ICS-CERT Publishes 4 Advisories – Three for Siemens

This afternoon the DHS ICS-CERT published four new advisories for control system security issues. Three of the advisories were for products from Siemens (RuggedCom, Smart Client and Siprotec) and the other was for another Hospira infusion pump.

Hospira Advisory

This advisory reports that a new unnamed vulnerability found in the Symbiq Infusion System, in conjunction with previously reported vulnerabilities reported in the Hospira infusion pump line of products allow the product to be “remotely directed to perform unanticipated operations”. Billy Rios originally reported the vulnerability. Hospira has developed operational mitigation measures to stop a remote exploit of this vulnerability.

ICS- CERT reports that: “As previously announced by Hospira in 2013, the Symbiq Infusion System would be retired on May 31, 2015, and will be fully removed from the market by December 2015.” This advisory was originally released to the US-CERT Secure Portal on June 23^rd. This is probably the advisory that I reported hearing rumors about earlier this month.

ICS-CERT reports that a moderately skilled attacker could remotely exploit this vulnerability.

The operational mitigation measures include:

∙ “Disconnect the affected product from the network. Disconnecting the affected product from the network will have operational impacts. Disconnecting the device will require drug libraries to be updated manually. Manual updates to each pump can be labor intensive and prone to entry error.

∙ “Ensure that unused ports are closed, to include Port 20/FTP and Port 23/TELNET.

∙ “Hospira strongly recommends that healthcare providers contact Hospira’s technical support to change the default password used to access Port 8443 or to close Port 8443. Contact Hospira’s technical support at 1-800-241-4002. Hospira is working directly with Symbiq customers to update the configuration of the pump to close access ports.”

Commentary – Disconnect the pumps from the network? We know that is not a fail safe action. Besides how many of the technicians and nurses have experience updating the drug libraries manually? In my opinion (if anyone didn’t already suspect) Hospira/FDA/Owners should have already pulled these devices from use. I see law suits in the future.

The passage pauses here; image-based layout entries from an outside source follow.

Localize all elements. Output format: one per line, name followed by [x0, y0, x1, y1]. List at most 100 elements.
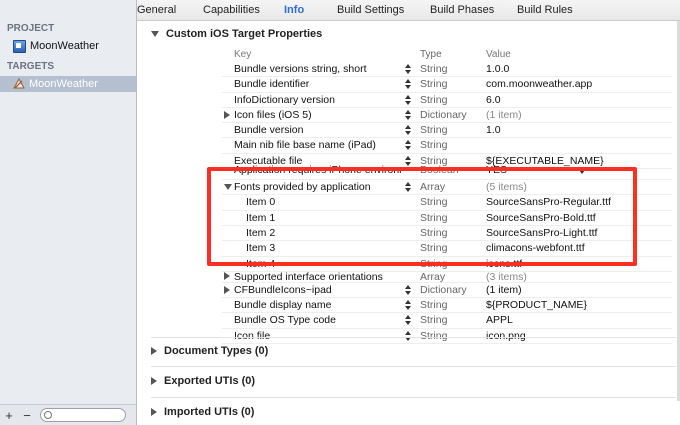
row-key: Item 1 — [246, 211, 276, 224]
row-value[interactable]: SourceSansPro-Light.ttf — [486, 227, 672, 239]
stepper-icon[interactable] — [405, 140, 411, 151]
table-row[interactable]: Item 3 String climacons-webfont.ttf — [222, 241, 672, 257]
row-value: (5 items) — [486, 181, 527, 194]
disclosure-closed-icon[interactable] — [151, 408, 157, 416]
disclosure-open-icon[interactable] — [224, 184, 232, 191]
search-icon — [44, 411, 52, 419]
stepper-icon[interactable] — [405, 79, 411, 90]
row-value[interactable]: icon.png — [486, 330, 672, 342]
tab-build-settings[interactable]: Build Settings — [337, 4, 404, 16]
row-type: Dictionary — [420, 108, 467, 121]
filter-field[interactable] — [40, 408, 126, 422]
project-item[interactable]: MoonWeather — [0, 38, 136, 54]
row-type: Dictionary — [420, 283, 467, 296]
document-types-section[interactable]: Document Types (0) — [151, 345, 268, 357]
project-item-label: MoonWeather — [30, 40, 99, 52]
row-key: Bundle version — [234, 124, 304, 137]
row-key: Application requires iPhone environment — [234, 164, 402, 177]
row-value[interactable]: 6.0 — [486, 94, 672, 106]
table-row[interactable]: Icon files (iOS 5) Dictionary (1 item) — [222, 108, 672, 124]
table-row[interactable]: Application requires iPhone environment … — [222, 164, 672, 181]
target-item[interactable]: MoonWeather — [0, 76, 136, 92]
project-icon — [13, 39, 26, 53]
tab-general[interactable]: General — [137, 4, 176, 16]
table-row[interactable]: CFBundleIcons~ipad Dictionary (1 item) — [222, 283, 672, 299]
stepper-icon[interactable] — [405, 284, 411, 295]
disclosure-closed-icon[interactable] — [224, 271, 230, 280]
disclosure-open-icon[interactable] — [151, 31, 159, 37]
row-value[interactable]: com.moonweather.app — [486, 78, 672, 90]
imported-utis-section[interactable]: Imported UTIs (0) — [151, 406, 254, 418]
table-row[interactable]: InfoDictionary version String 6.0 — [222, 93, 672, 108]
stepper-icon[interactable] — [405, 109, 411, 120]
row-key: Bundle identifier — [234, 78, 310, 91]
row-type: String — [420, 257, 448, 270]
table-row[interactable]: Item 1 String SourceSansPro-Bold.ttf — [222, 211, 672, 226]
stepper-icon[interactable] — [405, 330, 411, 341]
sidebar-footer: + − — [0, 404, 136, 425]
table-row[interactable]: Bundle version String 1.0 — [222, 123, 672, 139]
disclosure-closed-icon[interactable] — [151, 377, 157, 385]
row-key: CFBundleIcons~ipad — [234, 283, 332, 296]
chevron-down-icon[interactable] — [579, 170, 585, 175]
disclosure-closed-icon[interactable] — [224, 110, 230, 119]
table-row[interactable]: Bundle OS Type code String APPL — [222, 313, 672, 329]
stepper-icon[interactable] — [405, 94, 411, 105]
table-row[interactable]: Item 4 String icons.ttf — [222, 257, 672, 272]
remove-button[interactable]: − — [18, 408, 36, 423]
stepper-icon[interactable] — [405, 300, 411, 311]
disclosure-closed-icon[interactable] — [224, 285, 230, 294]
row-value[interactable]: ${PRODUCT_NAME} — [486, 299, 672, 311]
table-row[interactable]: Item 2 String SourceSansPro-Light.ttf — [222, 226, 672, 242]
tab-info[interactable]: Info — [284, 4, 304, 16]
exported-utis-section[interactable]: Exported UTIs (0) — [151, 375, 255, 387]
table-row[interactable]: Bundle identifier String com.moonweather… — [222, 77, 672, 93]
table-header: Key Type Value — [222, 49, 672, 62]
row-key: Icon files (iOS 5) — [234, 108, 312, 121]
row-key: Item 2 — [246, 226, 276, 239]
properties-table: Key Type Value Bundle versions string, s… — [222, 49, 672, 345]
tab-build-rules[interactable]: Build Rules — [517, 4, 573, 16]
table-row[interactable]: Item 0 String SourceSansPro-Regular.ttf — [222, 195, 672, 211]
targets-section-header: TARGETS — [7, 61, 55, 72]
row-value[interactable]: SourceSansPro-Regular.ttf — [486, 196, 672, 208]
row-type: String — [420, 242, 448, 255]
row-type: String — [420, 211, 448, 224]
row-type: String — [420, 299, 448, 312]
row-value[interactable]: climacons-webfont.ttf — [486, 242, 672, 254]
row-key: Bundle display name — [234, 299, 332, 312]
stepper-icon[interactable] — [405, 64, 411, 74]
table-row[interactable]: Bundle display name String ${PRODUCT_NAM… — [222, 298, 672, 314]
row-value[interactable]: SourceSansPro-Bold.ttf — [486, 212, 672, 224]
row-value[interactable]: 1.0.0 — [486, 63, 672, 75]
section-title: Custom iOS Target Properties — [166, 28, 323, 40]
table-row[interactable]: Supported interface orientations Array (… — [222, 271, 672, 283]
tab-capabilities[interactable]: Capabilities — [203, 4, 260, 16]
row-key: Icon file — [234, 329, 271, 342]
table-row[interactable]: Main nib file base name (iPad) String — [222, 138, 672, 154]
stepper-icon[interactable] — [405, 315, 411, 326]
row-value[interactable]: icons.ttf — [486, 258, 672, 270]
row-type: String — [420, 196, 448, 209]
table-row[interactable]: Bundle versions string, short String 1.0… — [222, 62, 672, 78]
target-item-label: MoonWeather — [29, 78, 98, 90]
column-key: Key — [234, 49, 252, 60]
column-type: Type — [420, 49, 442, 60]
row-key: InfoDictionary version — [234, 93, 335, 106]
divider — [151, 397, 676, 398]
divider — [151, 337, 676, 338]
stepper-icon[interactable] — [405, 155, 411, 166]
disclosure-closed-icon[interactable] — [151, 347, 157, 355]
stepper-icon[interactable] — [405, 125, 411, 136]
tab-build-phases[interactable]: Build Phases — [430, 4, 494, 16]
section-title: Exported UTIs (0) — [164, 375, 256, 387]
stepper-icon[interactable] — [405, 182, 411, 193]
row-value[interactable]: APPL — [486, 314, 672, 326]
custom-properties-section[interactable]: Custom iOS Target Properties — [151, 28, 322, 40]
row-type: String — [420, 63, 448, 75]
row-value: (1 item) — [486, 108, 522, 121]
add-button[interactable]: + — [0, 408, 18, 423]
row-value[interactable]: 1.0 — [486, 124, 672, 136]
row-type: String — [420, 78, 448, 91]
table-row[interactable]: Fonts provided by application Array (5 i… — [222, 180, 672, 196]
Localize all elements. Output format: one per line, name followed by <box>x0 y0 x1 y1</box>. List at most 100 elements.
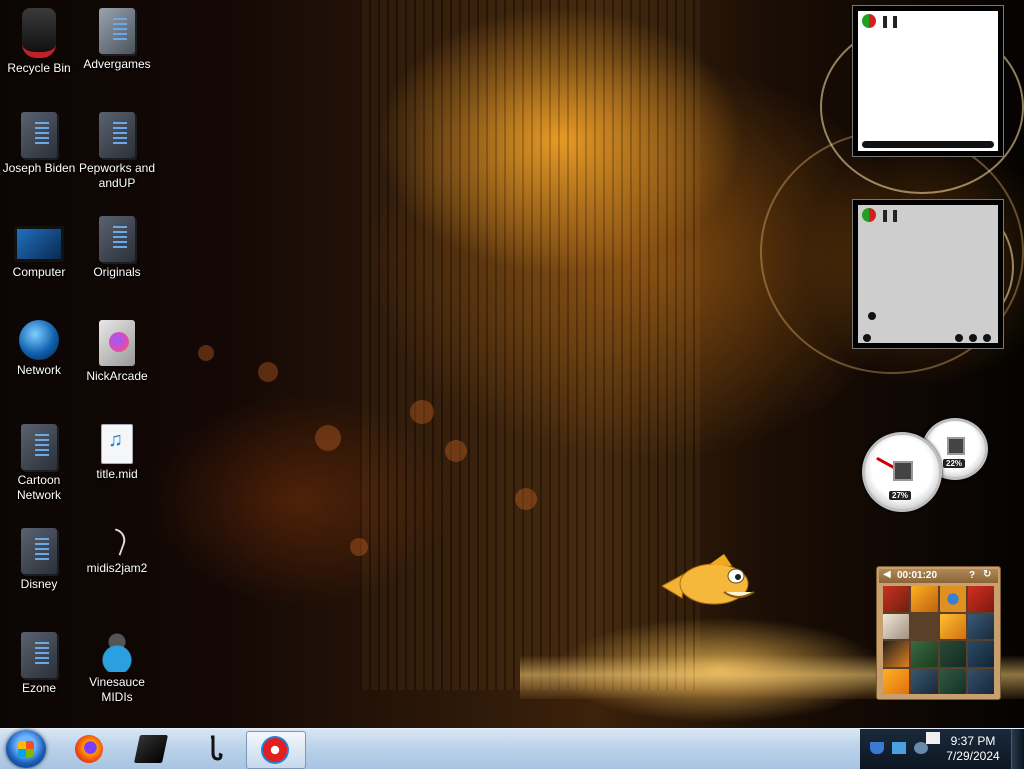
wallpaper-bokeh <box>315 425 341 451</box>
wallpaper-streaks <box>360 0 700 690</box>
puzzle-tile[interactable] <box>967 668 994 694</box>
desktop-icon-recycle-bin[interactable]: Recycle Bin <box>0 8 78 76</box>
desktop-icon-midis2jam2[interactable]: midis2jam2 <box>78 528 156 576</box>
wallpaper-bokeh <box>198 345 214 361</box>
desktop-icon-computer[interactable]: Computer <box>0 216 78 280</box>
desktop-icon-advergames[interactable]: Advergames <box>78 8 156 72</box>
desktop-icon-disney[interactable]: Disney <box>0 528 78 592</box>
desktop-icon-label: Network <box>16 363 61 377</box>
clock-time: 9:37 PM <box>950 734 996 748</box>
cpu-percent: 27% <box>889 491 912 500</box>
wallpaper-bokeh <box>410 400 434 424</box>
wallpaper-bokeh <box>350 538 368 556</box>
desktop-icon-network[interactable]: Network <box>0 320 78 378</box>
puzzle-tile[interactable] <box>967 586 994 612</box>
puzzle-tile[interactable] <box>939 613 966 639</box>
puzzle-tile[interactable] <box>911 668 938 694</box>
midi-file-icon <box>101 424 133 464</box>
desktop-icon-ezone[interactable]: Ezone <box>0 632 78 696</box>
clock-date: 7/29/2024 <box>946 749 1000 763</box>
puzzle-title-bar: ◀ 00:01:20 ? ↻ <box>879 569 998 583</box>
desktop-icon-label: Disney <box>20 577 58 591</box>
flash-icon <box>261 736 289 764</box>
desktop-fish-pet[interactable] <box>662 552 760 610</box>
wallpaper-bokeh <box>445 440 467 462</box>
wallpaper-bokeh <box>258 362 278 382</box>
desktop-icon-joseph-biden[interactable]: Joseph Biden <box>0 112 78 176</box>
desktop-icon-label: Pepworks and andUP <box>78 161 156 190</box>
memory-chip-icon <box>947 437 965 455</box>
puzzle-tile[interactable] <box>911 641 938 667</box>
taskbar-button-flash[interactable] <box>246 731 306 769</box>
record-icon[interactable] <box>862 14 876 28</box>
desktop-icon-label: NickArcade <box>86 369 148 383</box>
desktop-icon-title-mid[interactable]: title.mid <box>78 424 156 482</box>
cpu-chip-icon <box>893 461 913 481</box>
desktop-icon-vinesauce-midis[interactable]: Vinesauce MIDIs <box>78 632 156 705</box>
desktop-icon-label: Cartoon Network <box>16 473 61 502</box>
taskbar-clock[interactable]: 9:37 PM 7/29/2024 <box>934 734 1012 764</box>
puzzle-shuffle-icon[interactable]: ↻ <box>983 569 991 580</box>
user-folder-icon <box>98 632 136 672</box>
taskbar-button-saxophone[interactable] <box>186 731 240 767</box>
black-box-icon <box>134 735 168 763</box>
pause-icon[interactable]: ❚❚ <box>880 208 900 222</box>
taskbar: 9:37 PM 7/29/2024 <box>0 728 1024 769</box>
wallpaper-bokeh <box>515 488 537 510</box>
network-icon <box>19 320 59 360</box>
folder-icon[interactable] <box>892 742 906 754</box>
puzzle-tile[interactable] <box>939 586 966 612</box>
recycle-bin-icon <box>22 8 56 58</box>
control-dot[interactable] <box>863 334 871 342</box>
control-dot[interactable] <box>955 334 963 342</box>
control-dot[interactable] <box>983 334 991 342</box>
puzzle-tile[interactable] <box>883 586 910 612</box>
puzzle-tile[interactable] <box>967 613 994 639</box>
folder-icon <box>99 112 135 158</box>
folder-icon <box>99 8 135 54</box>
puzzle-tile[interactable] <box>967 641 994 667</box>
desktop-icon-label: Advergames <box>83 57 151 71</box>
computer-icon <box>14 226 64 262</box>
record-icon[interactable] <box>862 208 876 222</box>
desktop-icon-label: Originals <box>93 265 141 279</box>
media-gadget-screen: ❚❚ <box>858 205 998 343</box>
media-gadget[interactable]: ❚❚ <box>852 199 1004 349</box>
start-button[interactable] <box>6 730 46 768</box>
memory-percent: 22% <box>943 459 966 468</box>
desktop-icon-pepworks[interactable]: Pepworks and andUP <box>78 112 156 191</box>
puzzle-back-icon[interactable]: ◀ <box>883 569 891 580</box>
media-gadget[interactable]: ❚❚ <box>852 5 1004 157</box>
desktop-icon-label: Joseph Biden <box>2 161 76 175</box>
puzzle-tile[interactable] <box>939 668 966 694</box>
media-progress-bar[interactable] <box>862 141 994 148</box>
taskbar-button-firefox[interactable] <box>62 731 116 767</box>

Siemens RuggedCom Advisory

This advisory describes a TLS POODLE vulnerability in Siemens RuggedCom ROS and ROX-based devices. This is apparently a self-identified vulnerability. Siemens has developed a firmware update for this vulnerability.

ICS-CERT reports that a social engineering attack would be required to exploit this vulnerability.

The Siemens Advisory notes that the current firmware update is just for the ROS based devices and that work is continuing on the ROX based device update.

Siemens Sm@rt Client Advisory

This advisory describes a password storage vulnerability in the Siemens Sm@rtClient Android application. The vulnerability was reported by Karsten Sohr from Universität Bremen and Stephan Huber from Fraunhofer SIT. Siemens has produces a new version of the application that mitigates the vulnerability. There is no indication that the researchers have been given the opportunity to verify the efficacy of the fix.

ICS-CERT reports that a relatively unskilled attacker with local access to the mobile device could obtain the password. This could allow a successful attacker remote mobile operation and observation of SIMATIC HMI systems.

Siemens SIPROTEC Advisory

This advisory describes a denial of service vulnerability in SIPROTEC 4 and SIPROTEC Compact devices. The vulnerability was reported by Victor Nikitin from i‑Grids LLC. Siemens has produced a firmware update to mitigate the vulnerability, but there is no indication that Nikitin has been given the opportunity to verify the efficacy of the fix.

ICS-CERT reports that a relatively unskilled attacker could remotely exploit this vulnerability to effect a denial of service attack and a manual re-boot is required to return the device to service.

There is a minor discrepancy in the description of the affected devices. ICS-CERT reports the affected devices as:

∙ “SIPROTEC 4 and SIPROTEC Compact product families

∙ “All devices that include the EN100 Ethernet module version V4.24 or prior”

The Siemens Advisory, on the other hand, describes the affected devices this way:

“SIPROTEC 4 and SIPROTEC Compact product families: All devices where the Ethernet module EN100 with version V4.24 or lower is included.”

I am pretty sure, however, that owners of these devices would pretty quickly figure out that the ICS-CERT verbiage is meant to describe what Siemens reported.